I recently had a conversation with a new friend about how much things can change in as little as three months. From the first day we’d arrived at law school, both of us had noticed little things that highlighted a substantial difference between our new environment and our college days. The days of wearing sweatpants and a t-shirt to class are long gone. The majority of professional school students dress (surprise) quite professionally for their classes. People aren’t wearing suits to class, but nearly all students strive to look put-together. Although this unofficial dress code might not seem life-changing, it has a definite impact on the way people present and conduct themselves. These students are that much more serious, and it appears to be reflected in many aspects of student life beyond the confines of the law library.
The professors acknowledge a professional atmosphere as well, referring to each of the students by his or her surname. After years of being referred to as “Megan,” it’s a little jarring to be called “Ms. Bode.” Such a term of respect in the classroom breeds a businesslike environment, where all students, no matter what their age or experience, are treated as equals. Though I like responding to my surname, I often think briefly, “I’m not old enough to be addressed like that!”
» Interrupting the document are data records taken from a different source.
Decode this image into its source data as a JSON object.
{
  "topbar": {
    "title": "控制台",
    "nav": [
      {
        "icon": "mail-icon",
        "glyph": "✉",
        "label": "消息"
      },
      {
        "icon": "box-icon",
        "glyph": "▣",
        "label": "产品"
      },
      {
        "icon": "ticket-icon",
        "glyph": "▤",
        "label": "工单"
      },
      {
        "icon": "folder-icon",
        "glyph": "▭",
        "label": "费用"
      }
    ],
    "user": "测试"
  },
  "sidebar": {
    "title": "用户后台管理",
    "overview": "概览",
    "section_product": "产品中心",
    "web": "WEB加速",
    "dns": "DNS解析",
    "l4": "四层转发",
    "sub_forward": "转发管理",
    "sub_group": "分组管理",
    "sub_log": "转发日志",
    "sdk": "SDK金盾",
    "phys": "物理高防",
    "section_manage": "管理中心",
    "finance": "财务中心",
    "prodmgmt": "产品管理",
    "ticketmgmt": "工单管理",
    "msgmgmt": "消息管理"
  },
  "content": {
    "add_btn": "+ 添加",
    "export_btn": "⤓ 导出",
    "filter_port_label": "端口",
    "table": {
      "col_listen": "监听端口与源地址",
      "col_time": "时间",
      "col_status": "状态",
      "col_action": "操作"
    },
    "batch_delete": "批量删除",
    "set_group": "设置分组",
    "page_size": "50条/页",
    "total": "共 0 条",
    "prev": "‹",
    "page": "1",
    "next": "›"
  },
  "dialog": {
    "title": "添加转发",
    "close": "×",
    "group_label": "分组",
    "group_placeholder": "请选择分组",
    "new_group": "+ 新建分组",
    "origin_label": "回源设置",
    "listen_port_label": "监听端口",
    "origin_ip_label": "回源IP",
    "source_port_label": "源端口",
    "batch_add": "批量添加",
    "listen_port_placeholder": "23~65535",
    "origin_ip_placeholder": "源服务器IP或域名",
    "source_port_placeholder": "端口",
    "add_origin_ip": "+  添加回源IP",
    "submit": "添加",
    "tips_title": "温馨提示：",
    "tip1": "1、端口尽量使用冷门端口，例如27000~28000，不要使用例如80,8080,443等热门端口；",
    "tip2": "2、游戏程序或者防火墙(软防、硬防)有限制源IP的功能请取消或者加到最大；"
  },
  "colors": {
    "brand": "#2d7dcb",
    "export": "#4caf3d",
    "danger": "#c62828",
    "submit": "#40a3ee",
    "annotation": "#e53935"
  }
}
The hours are also different: five days a week, I arrive at school by 8 a.m. to organize myself before a day of classes beginning at 9 a.m. Conversely, during my senior year of college, my earliest class was 10:20 a.m., and that was only four days a week; I didn’t have any Friday classes. I’ve started watching The Today Show and drinking coffee, and not infrequently do I catch myself feeling weirdly like my parents.
But even as all these small things start to add up, making me feel just a little bit older than my years, I am checked by the fact that my parents still send me money for food and rent every month; they are still my financial (and emotional) rocks. As independent as I’ve begun to feel, I am not quite an adult. I could not do this without my parents’ help.
Perhaps this recognition, that my parents are making it all possible, has more than anything else made me feel closer to adulthood. I am no longer taking for granted the opportunities that my parents’ love and assistance have afforded me.
Being a law student at the age of 22 is a weird concept, because despite all the signs pointing to my imminent adulthood, I am not quite there — I’m still “in-between.” But for the moment, I think I’ll enjoy this place in my life, this transition point, where I feel like the whole world has opened up in front of me, and I have enough support and love to follow my dreams.
Megan Bode, 22, of Upper St. Clair, is a first-year law student at Wake Forest University.